• U.S.

Lay That Club Down

3 minute read
TIME

To many a layman it sounded like just another bankers’ argument, dull and muddy with economists’ gobbledygook. But as a handful of top U.S. bankers carried it on before three congressional committees last week, the argument boiled down to one simple, understandable question: How can the U.S. curb inflation without bringing on a slump? But there were no simple answers to this simple question.

As there was small hope of any quick boost in production, the obvious thing to do was curb the amount of spending money. Ttie way to do this, said Federal Reserve Board Chairman Marriner F. Eccles, was to use a few old methods (keep taxes high, restrict housing and installment credit) and one new one. He wanted Congress to give FRB the power to boost maximum reserve requirements of commercial banks (the amount of deposits not available for loans) from the present 26% to 51%. This was the “mildest way,” Eccles insisted, of curbing credit.
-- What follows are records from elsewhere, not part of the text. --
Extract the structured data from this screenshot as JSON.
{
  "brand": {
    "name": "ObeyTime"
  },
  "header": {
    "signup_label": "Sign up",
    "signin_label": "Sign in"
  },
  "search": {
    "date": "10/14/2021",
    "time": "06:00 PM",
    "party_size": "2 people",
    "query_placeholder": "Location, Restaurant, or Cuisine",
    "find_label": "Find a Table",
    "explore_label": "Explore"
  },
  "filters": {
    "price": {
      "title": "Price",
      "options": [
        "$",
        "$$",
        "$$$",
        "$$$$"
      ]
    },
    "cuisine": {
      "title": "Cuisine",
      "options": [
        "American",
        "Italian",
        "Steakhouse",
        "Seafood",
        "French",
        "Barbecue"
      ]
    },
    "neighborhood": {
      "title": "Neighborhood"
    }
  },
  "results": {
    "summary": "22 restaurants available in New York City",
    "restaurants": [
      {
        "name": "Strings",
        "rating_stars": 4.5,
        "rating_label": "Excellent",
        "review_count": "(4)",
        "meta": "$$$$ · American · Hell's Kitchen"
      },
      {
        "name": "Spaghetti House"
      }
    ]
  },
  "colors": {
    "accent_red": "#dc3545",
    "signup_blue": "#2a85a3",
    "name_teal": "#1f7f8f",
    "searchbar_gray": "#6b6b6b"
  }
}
Socialism? It did not seem mild to other bankers. Some even grumbled about “socializing the banks.” But it was Edward Eagle Brown, president of the Federal Reserve Advisory Council and chairman of the First National Bank of Chicago, who put a realistic finger on the trouble with Eccles’ plan. Eccles, he said, need not go after such sweeping powers until he uses the powers that FRB now has. Why, for example, didn’t FRB raise its rediscount rate (the cost of FRB loans to commercial banks) and thus raise the interest rates on all borrowed money?

Eccles flatly said that he “would not recommend” using this power. FRB was still frightened by the slumps of 1920 and 1929. A big boost in rediscount rates had preceded them, and many still blamed the credit curb for the slumps.

Modest Steps. Next day, Eccles had a second thought. He announced that FRB would inch up the rediscount rate from 1% to 1¼% “in the not too distant future.” Then Allan Sproul, president of the Federal Reserve Bank of New York, prodded Eccles. FRB has the power to make Central Reserve banks (those in Chicago and New York) increase their reserves another 6%. Why didn’t it do so? As for Eccles’ new plan, Sproul gave it the back of his hand. Said he: “It would expose us to grave monetary disorders. … A program of modest steps may well be cumulative in effect, in the present sensitive money and credit situation.”

At week’s end, it looked as if only “modest steps” would be taken. Eccles’ new plan was about dead. The House Banking & Currency Committee recommended that Federal Reserve banks be required to back their currency notes by 40% in gold, the same ratio as prewar (it had been dropped to 25% as a war measure). This would have no immediate effect; reserves are actually at 49% now. Nor would the proposed rise in the rediscount rate; it was too small to be more than psychological in effect.

The reason for the cautious steps was plain. Despite the hullabaloo over inflation, many a businessman knew that the threat of a recession is very real. No one wanted to swing the club on credit and risk killing the boom.